In a Spark Streaming sample code I am trying to implicitly convert an RDD to DS
and save to permanent storage. Below is the snippet of the code I am trying to
run. The job runs fine first time when started with the checkpoint directory
empty. However, if I kill and restart the job with the same checkpoint
directory I get the following error resulting in job failure:
16/10/07 23:42:50 ERROR JobScheduler: Error running job streaming job
1475883550000 ms.0
java.lang.NullPointerException
at org.apache.spark.sql.SQLImplicits.rddToDatasetHolder(SQLImplicits.scala:163)
at
com.microsoft.spark.streaming.examples.workloads.EventhubsToAzureBlobAsJSON$$anonfun$createStreamingContext$2.apply(EventhubsToAzureBlobAsJSON.scala:72)
at
com.microsoft.spark.streaming.examples.workloads.EventhubsToAzureBlobAsJSON$$anonfun$createStreamingContext$2.apply(EventhubsToAzureBlobAsJSON.scala:72)
at
org.apache.spark.streaming.dstream.DStream$$anonfun$foreachRDD$1$$anonfun$apply$mcV$sp$3.apply(DStream.scala:627)
at
org.apache.spark.streaming.dstream.DStream$$anonfun$foreachRDD$1$$anonfun$apply$mcV$sp$3.apply(DStream.scala:627)
at
org.apache.spark.streaming.dstream.ForEachDStream$$anonfun$1$$anonfun$apply$mcV$sp$1.apply$mcV$sp(ForEachDStream.scala:51)
at
org.apache.spark.streaming.dstream.ForEachDStream$$anonfun$1$$anonfun$apply$mcV$sp$1.apply(ForEachDStream.scala:51)
at
org.apache.spark.streaming.dstream.ForEachDStream$$anonfun$1$$anonfun$apply$mcV$sp$1.apply(ForEachDStream.scala:51)
at
org.apache.spark.streaming.dstream.DStream.createRDDWithLocalProperties(DStream.scala:415)
at
org.apache.spark.streaming.dstream.ForEachDStream$$anonfun$1.apply$mcV$sp(ForEachDStream.scala:50)
at
org.apache.spark.streaming.dstream.ForEachDStream$$anonfun$1.apply(ForEachDStream.scala:50)
at
org.apache.spark.streaming.dstream.ForEachDStream$$anonfun$1.apply(ForEachDStream.scala:50)

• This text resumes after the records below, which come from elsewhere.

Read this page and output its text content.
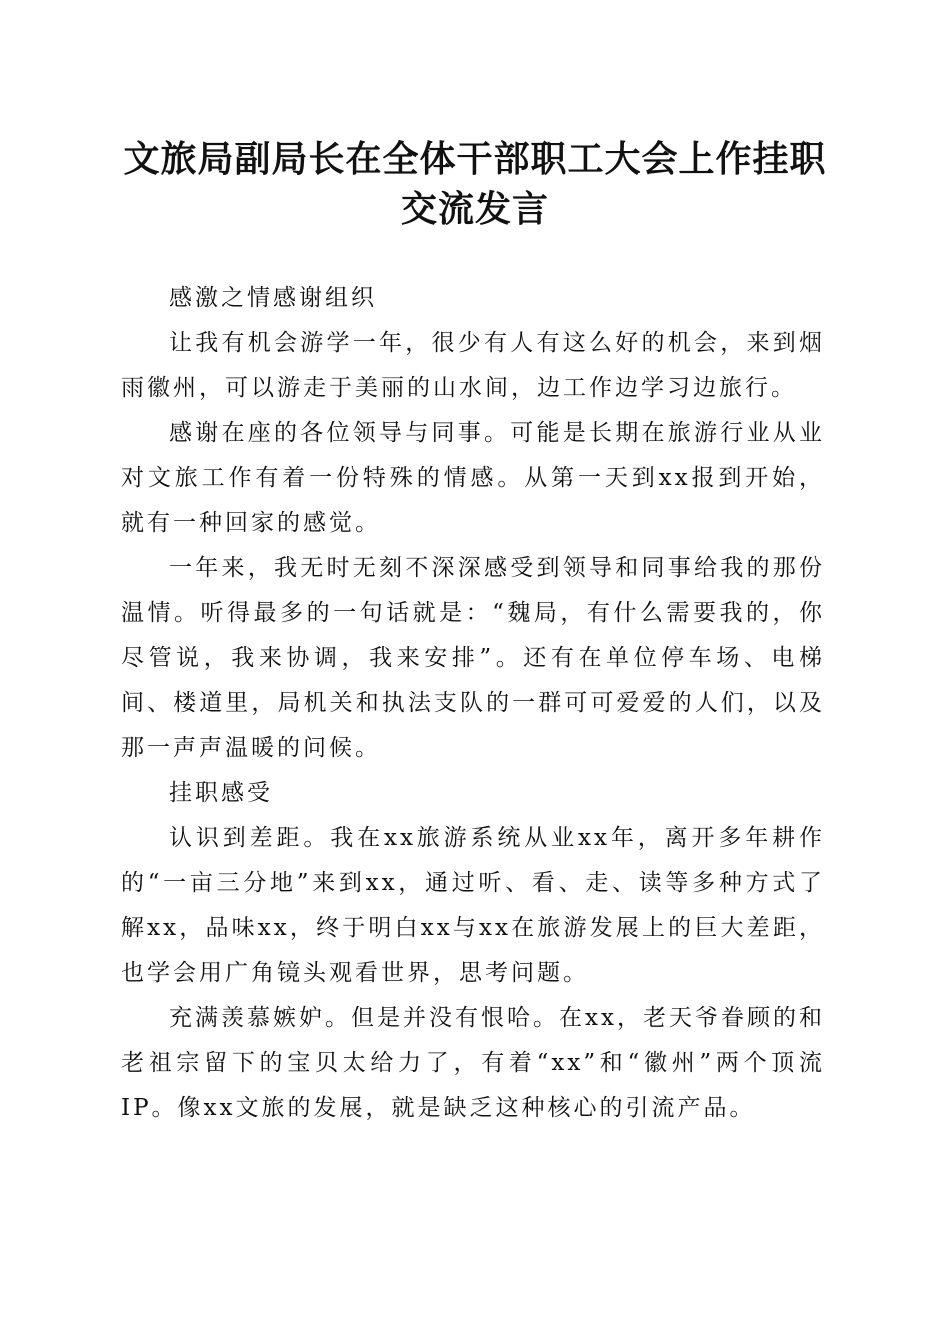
文旅局副局长在全体干部职工大会上作挂职交流发言

感激之情感谢组织

让我有机会游学一年，很少有人有这么好的机会，来到烟雨徽州，可以游走于美丽的山水间，边工作边学习边旅行。

感谢在座的各位领导与同事。可能是长期在旅游行业从业对文旅工作有着一份特殊的情感。从第一天到xx报到开始，就有一种回家的感觉。

一年来，我无时无刻不深深感受到领导和同事给我的那份温情。听得最多的一句话就是：“魏局，有什么需要我的，你尽管说，我来协调，我来安排”。还有在单位停车场、电梯间、楼道里，局机关和执法支队的一群可可爱爱的人们，以及那一声声温暖的问候。

挂职感受

认识到差距。我在xx旅游系统从业xx年，离开多年耕作的“一亩三分地”来到xx，通过听、看、走、读等多种方式了解xx，品味xx，终于明白xx与xx在旅游发展上的巨大差距，也学会用广角镜头观看世界，思考问题。

充满羡慕嫉妒。但是并没有恨哈。在xx，老天爷眷顾的和老祖宗留下的宝贝太给力了，有着“xx”和“徽州”两个顶流IP。像xx文旅的发展，就是缺乏这种核心的引流产品。
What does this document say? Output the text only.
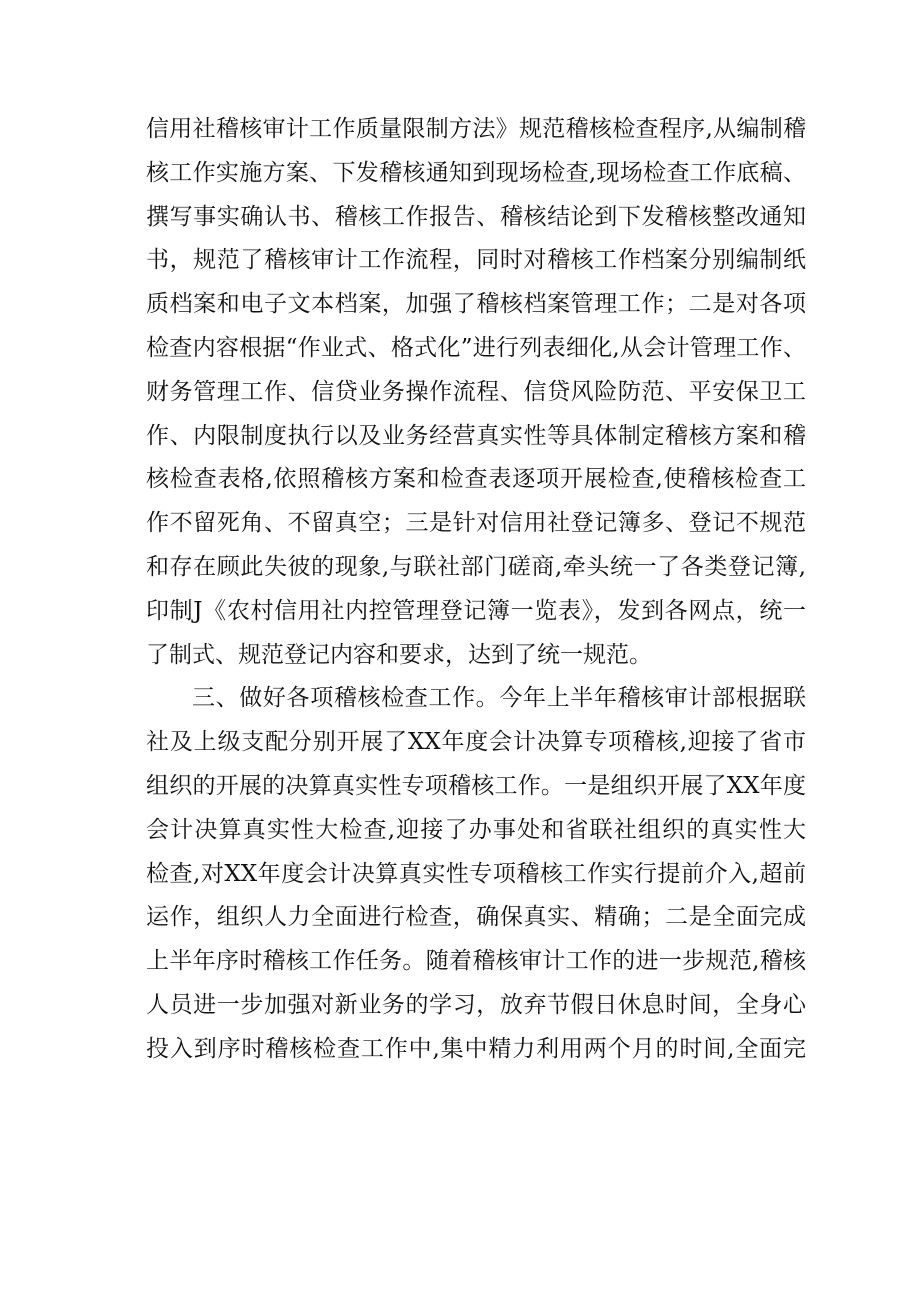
信用社稽核审计工作质量限制方法》规范稽核检查程序,从编制稽
核工作实施方案、下发稽核通知到现场检查,现场检查工作底稿、
撰写事实确认书、稽核工作报告、稽核结论到下发稽核整改通知
书，规范了稽核审计工作流程，同时对稽核工作档案分别编制纸
质档案和电子文本档案，加强了稽核档案管理工作；二是对各项
检查内容根据“作业式、格式化”进行列表细化,从会计管理工作、
财务管理工作、信贷业务操作流程、信贷风险防范、平安保卫工
作、内限制度执行以及业务经营真实性等具体制定稽核方案和稽
核检查表格,依照稽核方案和检查表逐项开展检查,使稽核检查工
作不留死角、不留真空；三是针对信用社登记簿多、登记不规范
和存在顾此失彼的现象,与联社部门磋商,牵头统一了各类登记簿,
印制J《农村信用社内控管理登记簿一览表》，发到各网点，统一
了制式、规范登记内容和要求，达到了统一规范。
三、做好各项稽核检查工作。今年上半年稽核审计部根据联
社及上级支配分别开展了XX年度会计决算专项稽核,迎接了省市
组织的开展的决算真实性专项稽核工作。一是组织开展了XX年度
会计决算真实性大检查,迎接了办事处和省联社组织的真实性大
检查,对XX年度会计决算真实性专项稽核工作实行提前介入,超前
运作，组织人力全面进行检查，确保真实、精确；二是全面完成
上半年序时稽核工作任务。随着稽核审计工作的进一步规范,稽核
人员进一步加强对新业务的学习，放弃节假日休息时间，全身心
投入到序时稽核检查工作中,集中精力利用两个月的时间,全面完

at scala.util.Try$.apply(Try.scala:192)
at org.apache.spark.streaming.scheduler.Job.run(Job.scala:39)
at
org.apache.spark.streaming.scheduler.JobScheduler$JobHandler$$anonfun$run$1.apply$mcV$sp(JobScheduler.scala:245)
at
org.apache.spark.streaming.scheduler.JobScheduler$JobHandler$$anonfun$run$1.apply(JobScheduler.scala:245)
at
org.apache.spark.streaming.scheduler.JobScheduler$JobHandler$$anonfun$run$1.apply(JobScheduler.scala:245)

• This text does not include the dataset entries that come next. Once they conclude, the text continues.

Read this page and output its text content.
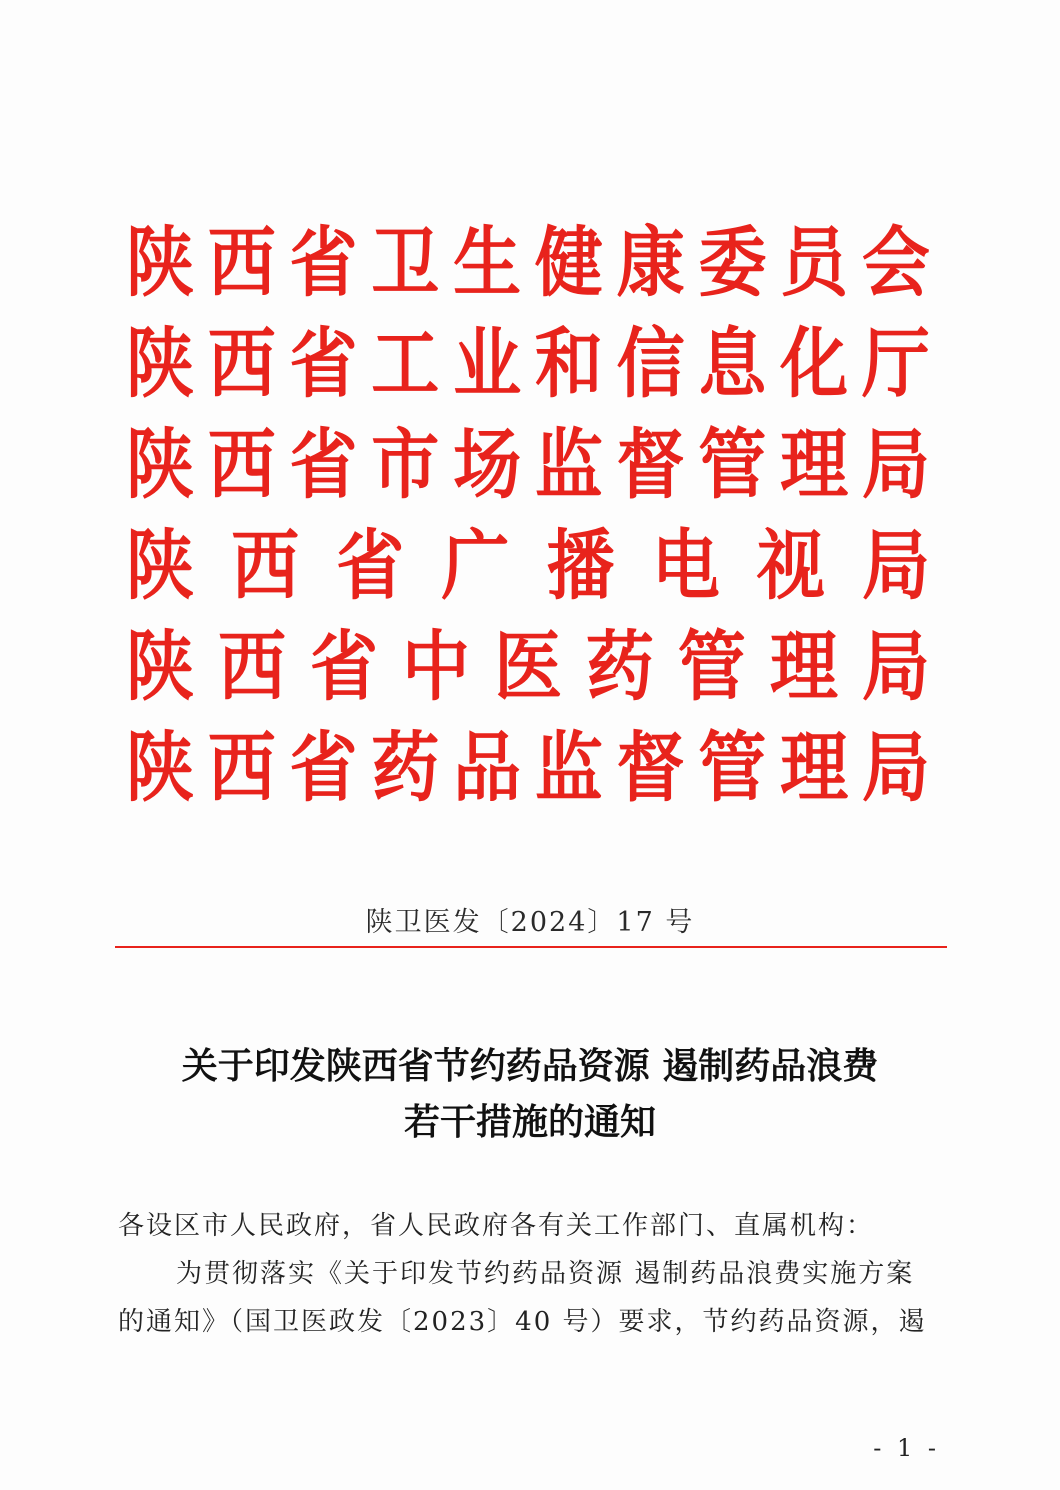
陕 西 省 卫 生 健 康 委 员 会
陕 西 省 工 业 和 信 息 化 厅
陕 西 省 市 场 监 督 管 理 局
陕 西 省 广 播 电 视 局
陕 西 省 中 医 药 管 理 局
陕 西 省 药 品 监 督 管 理 局
陕卫医发〔2024〕17 号
关于印发陕西省节约药品资源 遏制药品浪费
若干措施的通知

各设区市人民政府，省人民政府各有关工作部门、直属机构：

为贯彻落实《关于印发节约药品资源 遏制药品浪费实施方案

的通知》（国卫医政发〔2023〕40 号）要求，节约药品资源，遏

- 1 -
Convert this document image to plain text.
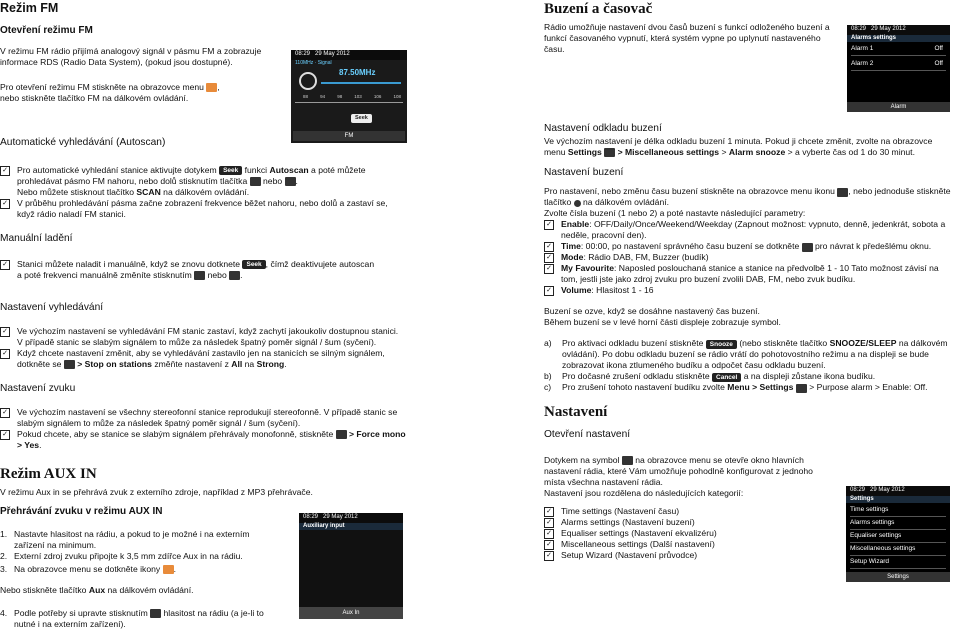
Režim FM

Otevření režimu FM

V režimu FM rádio přijímá analogový signál v pásmu FM a zobrazuje informace RDS (Radio Data System), (pokud jsou dostupné).

Pro otevření režimu FM stiskněte na obrazovce menu ,
nebo stiskněte tlačítko FM na dálkovém ovládání.

Automatické vyhledávání (Autoscan)

✓ Pro automatické vyhledání stanice aktivujte dotykem Seek funkci Autoscan a poté můžete prohledávat pásmo FM nahoru, nebo dolů stisknutím tlačítka nebo .
Nebo můžete stisknout tlačítko SCAN na dálkovém ovládání.

✓ V průběhu prohledávání pásma začne zobrazení frekvence běžet nahoru, nebo dolů a zastaví se, když rádio naladí FM stanici.

Manuální ladění

✓ Stanici můžete naladit i manuálně, když se znovu dotknete Seek , čímž deaktivujete autoscan a poté frekvenci manuálně změníte stisknutím nebo .

Nastavení vyhledávání

✓ Ve výchozím nastavení se vyhledávání FM stanic zastaví, když zachytí jakoukoliv dostupnou stanici. V případě stanic se slabým signálem to může za následek špatný poměr signál / šum (syčení).

✓ Když chcete nastavení změnit, aby se vyhledávání zastavilo jen na stanicích se silným signálem, dotkněte se > Stop on stations změňte nastavení z All na Strong.

Nastavení zvuku

✓ Ve výchozím nastavení se všechny stereofonní stanice reprodukují stereofonně. V případě stanic se slabým signálem to může za následek špatný poměr signál / šum (syčení).

✓ Pokud chcete, aby se stanice se slabým signálem přehrávaly monofonně, stiskněte > Force mono > Yes.

Režim AUX IN

V režimu Aux in se přehrává zvuk z externího zdroje, například z MP3 přehrávače.

Přehrávání zvuku v režimu AUX IN

1. Nastavte hlasitost na rádiu, a pokud to je možné i na externím zařízení na minimum.

2. Externí zdroj zvuku připojte k 3,5 mm zdířce Aux in na rádiu.

3. Na obrazovce menu se dotkněte ikony .

Nebo stiskněte tlačítko Aux na dálkovém ovládání.

4. Podle potřeby si upravte stisknutím hlasitost na rádiu (a je-li to nutné i na externím zařízení).

08:29 29 May 2012
110MHz · Signal
87.50MHz
88	94	98	103	106	108
Seek
FM
08:29 29 May 2012
Alarms settings
Alarm 1	Off
Alarm 2	Off
Alarm
08:29 29 May 2012
Auxiliary input
Aux In
08:29 29 May 2012
Settings
Settings
Time settings
Alarms settings
Equaliser settings
Miscellaneous settings
Setup Wizard

Buzení a časovač

Rádio umožňuje nastavení dvou časů buzení s funkcí odloženého buzení a funkcí časovaného vypnutí, která systém vypne po uplynutí nastaveného času.

Nastavení odkladu buzení

Ve výchozím nastavení je délka odkladu buzení 1 minuta. Pokud ji chcete změnit, zvolte na obrazovce menu Settings > Miscellaneous settings > Alarm snooze > a vyberte čas od 1 do 30 minut.

Nastavení buzení

Pro nastavení, nebo změnu času buzení stiskněte na obrazovce menu ikonu , nebo jednoduše stiskněte tlačítko na dálkovém ovládání.
Zvolte čísla buzení (1 nebo 2) a poté nastavte následující parametry:

✓ Enable: OFF/Daily/Once/Weekend/Weekday (Zapnout možnost: vypnuto, denně, jedenkrát, sobota a neděle, pracovní den).

✓ Time: 00:00, po nastavení správného času buzení se dotkněte pro návrat k předešlému oknu.

✓ Mode: Rádio DAB, FM, Buzzer (budík)

✓ My Favourite: Naposled poslouchaná stanice a stanice na předvolbě 1 - 10 Tato možnost závisí na tom, jestli jste jako zdroj zvuku pro buzení zvolili DAB, FM, nebo zvuk budíku.

✓ Volume: Hlasitost 1 - 16

Buzení se ozve, když se dosáhne nastavený čas buzení.
Během buzení se v levé horní části displeje zobrazuje symbol.

a) Pro aktivaci odkladu buzení stiskněte Snooze (nebo stiskněte tlačítko SNOOZE/SLEEP na dálkovém ovládání). Po dobu odkladu buzení se rádio vrátí do pohotovostního režimu a na displeji se bude zobrazovat ikona ztlumeného budíku a odpočet času odkladu buzení.

b) Pro dočasné zrušení odkladu stiskněte Cancel a na displeji zůstane ikona budíku.

c) Pro zrušení tohoto nastavení budíku zvolte Menu > Settings > Purpose alarm > Enable: Off.

Nastavení

Otevření nastavení

Dotykem na symbol na obrazovce menu se otevře okno hlavních nastavení rádia, které Vám umožňuje pohodlně konfigurovat z jednoho místa všechna nastavení rádia.
Nastavení jsou rozdělena do následujících kategorií:

✓ Time settings (Nastavení času)

✓ Alarms settings (Nastavení buzení)

✓ Equaliser settings (Nastavení ekvalizéru)

✓ Miscellaneous settings (Další nastavení)

✓ Setup Wizard (Nastavení průvodce)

at scala.util.DynamicVariable.withValue(DynamicVariable.scala:58)
at
org.apache.spark.streaming.scheduler.JobScheduler$JobHandler.run(JobScheduler.scala:244)
at
java.util.concurrent.ThreadPoolExecutor.runWorker(ThreadPoolExecutor.java:1142)
at
java.util.concurrent.ThreadPoolExecutor$Worker.run(ThreadPoolExecutor.java:617)
at java.lang.Thread.run(Thread.java:745)
16/10/07 23:42:50 INFO SparkContext: Starting job: print at
EventhubsToAzureBlobAsJSON.scala:93
Does anyone have any sample recoverable Spark Streaming code using Spark
Session constructs of 2.0?
object EventhubsToAzureBlobAsJSON {
def createStreamingContext(inputOptions: ArgumentMap): StreamingContext = {
.....
val sparkSession : SparkSession =
SparkSession.builder.config(sparkConfiguration).getOrCreate
import sparkSession.implicits._
val streamingContext = new StreamingContext(sparkSession.sparkContext,
Seconds(inputOptions(Symbol(EventhubsArgumentKeys.BatchIntervalInSeconds)).asInstanceOf[Int]))
streamingContext.checkpoint(inputOptions(Symbol(EventhubsArgumentKeys.CheckpointDirectory)).asInstanceOf[String])
val eventHubsStream = EventHubsUtils.createUnionStream(streamingContext,
eventHubsParameters)
val eventHubsWindowedStream = eventHubsStream
.window(Seconds(inputOptions(Symbol(EventhubsArgumentKeys.BatchIntervalInSeconds)).asInstanceOf[Int]))
/**
* This fails on restart
*/
eventHubsWindowedStream.map(x => EventContent(new String(x)))
.foreachRDD(rdd => rdd.toDS.toJSON.write.mode(SaveMode.Overwrite)
.save(inputOptions(Symbol(EventhubsArgumentKeys.EventStoreFolder))
.asInstanceOf[String]))
/**
* This runs fine on restart
*/
/*
eventHubsWindowedStream.map(x => EventContent(new String(x)))
.foreachRDD(rdd =>
rdd.saveAsTextFile(inputOptions(Symbol(EventhubsArgumentKeys.EventStoreFolder))
.asInstanceOf[String], classOf[GzipCodec]))
*/
.....
}
def main(inputArguments: Array[String]): Unit = {
val inputOptions = EventhubsArgumentParser.parseArguments(Map(),
inputArguments.toList)
EventhubsArgumentParser.verifyEventhubsToAzureBlobAsJSONArguments(inputOptions)
//Create or recreate streaming context
val streamingContext = StreamingContext
.getOrCreate(inputOptions(Symbol(EventhubsArgumentKeys.CheckpointDirectory)).asInstanceOf[String],
() => createStreamingContext(inputOptions))
streamingContext.start()
if(inputOptions.contains(Symbol(EventhubsArgumentKeys.TimeoutInMinutes))) {
streamingContext.awaitTerminationOrTimeout(inputOptions(Symbol(EventhubsArgumentKeys.TimeoutInMinutes))
.asInstanceOf[Long] * 60 * 1000)
}
else {
streamingContext.awaitTermination()
}
}
}
Thanks, Arijit